Dive Brief:
-
About two-thirds of fashion businesses are “behind on their own decarbonization schedules,” according to a recent analysis of 30 brands and retailers published by McKinsey & Company.
-
Brands included in the analysis have committed to reducing scope 3 emissions by an average of 35% by 2030. But 40% of these brands have seen their scope 3 emissions output increase since making their sustainability commitments, according to the analysis.
-
Previously, McKinsey found that the industry’s emissions are expected to increase by about 30% by 2030 if brands don’t change their behavior. But “most fashion brands” could reduce their emissions “by more than 60 percent for less than 1 to 2 percent of their revenues,” even without relying on costumer-dependent changes like resale, according to the new analysis.
Dive Insight:
The fashion industry is responsible for anywhere from 3% to 10% of total global greenhouse gas emissions, according to various sources, with about 70% of those emissions happening upstream in scope 3.
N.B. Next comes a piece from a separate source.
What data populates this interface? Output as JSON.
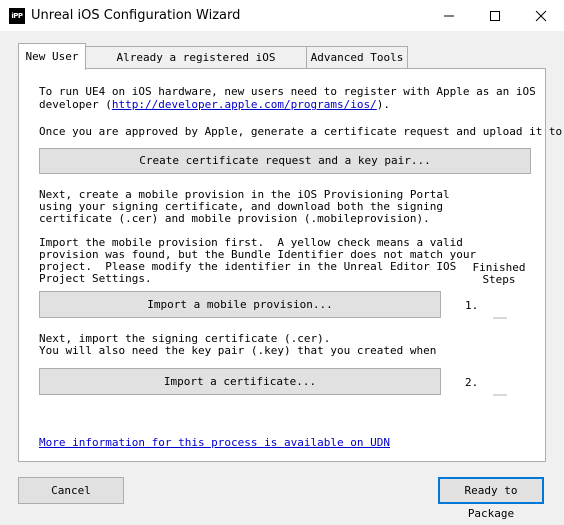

The new analysis looked at fashion brands and retailers with revenue above $1 billion that are included in the Carbon Disclosure Project, a not-for-profit charity that runs the global disclosure system for companies, governments and investors. In total, these businesses represented more than $300 billion in revenue for 2022. The analysis compared brands’ historical rates of Scope 3 emissions with the pace of change required to reach their emissions targets. Rather than look at the overall quantity of greenhouse gas produced, the analysis looked at “emissions intensity,” which is the ratio of emissions to revenue, a proxy for emissions per unit of production, which accounts for changes in volume of production.
Of the companies included in the analysis, 23% will need to increase their progress by about 10 percentage points each year to reach their targets. Another 40% will need to increase their progress by more than 10 percentage points a year. McKinsey did not give data on specific companies, as that goes against company policy, a McKinsey spokesperson wrote in an email to Fashion Dive.
The results are in line with a recent analysis that found that 38% of 55 signatories to the United Nations Fashion Industry Charter for Climate Action saw their emissions increase.
The analysis identified six main challenges to reducing a fashion brand’s climate footprint, including a lack of transparency, which recent regulations like the Securities and Exchange Commission’s disclosure rule and the European Union’s Corporate Sustainability Reporting Directive seek to mandate. The analysis noted that most brands “rely on industry-average data for tier-two emissions,” the report authors wrote. “Relying on secondary data can be problematic, as we have found up to a 20 percent difference in emissions when comparing a brand’s life cycle assessments based on primary data with its assessments based on industry-average data.”
To make greenhouse gas emissions possible, the analysis suggested six behavior changes, including creating value from sustainability, switching to more sustainable materials, and helping suppliers change to more sustainable energy sources.
“The entire fashion ecosystem will need to collaborate if the industry’s decarbonization goals are to become a reality,” the analysis authors wrote.